Whilst many women experience some pain or discomfort during their period particularly in the early years, no-one should be experiencing pain that lasts for more than 2-3 days, that affects your everyday activities or that cannot be controlled by normal over-the-counter pain medication. Painful periods, particularly if accompanied by other symptoms may need additional treatment. Early diagnosis has been shown to improve health outcomes for many conditions. Many women have learned about periods from their mothers, sisters or aunts, but as some conditions (e.g. endometriosis) have a genetic factor, then symptoms can become normalised. Our "It's OK to talk. Period." campaign aims to encourage women and teenagers to break a taboo and talk about their periods. 

How can I help raise awareness?

 Our "It's OK to talk. Period." campaign poster is also available for download and sharing on social media to raise awarenss of our campaign. (These posters were designed pro-bono by long term endometriosis campaigner Kaye Sedgwick. Please do not alter the images in anyway once downloaded.)

 Our ‘Is it normal?’ leaflets can help to discuss these issues among young girls, teenagers and in school settings. These leaflets aim to make teenagers aware of what is ‘normal’ and what is not when they begin their menstrual cycle. These leaflets are also available for free download and distribution. 

 Most importantly of all, you can help raise awareness by simply talking. Just talking about what is normal can be helpful.

Find out more about how you can help during Endometriosis Awareness Week.

What's happening during Endometriosis Awareness Week?

We're getting people talking: Endometriosis UK is setting up a range of activities to encourage women to talk during Endometriosis Awareness Week 2014 - online, by telephone and face-to-face.
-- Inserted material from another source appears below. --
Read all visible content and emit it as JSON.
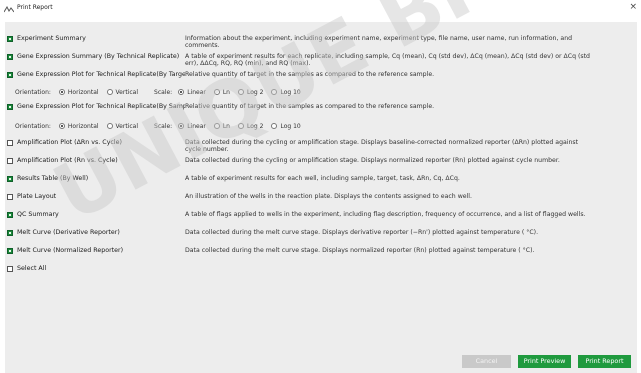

We'll be carrying out the following activities during Awareness Week:

 Drop-in support groups: We've arrange for special drop-in support sessions in various locations around the country for Endometriosis Awareness Week. You don't need to book or register, just simply turn up and have a chat with someone who understands what you're going through. Find out more.

 Helpline: We understand how important it can be to just have someone to talk to. During Awareness Week, our helpline will be open every day.

 Online Support Groups: Our Online Support Groups provide an opportunity for women who are unable to attend a group session to come together and talk about endometriosis. We will be holding a meeting on Monday 3rd March and Thursday 6th March.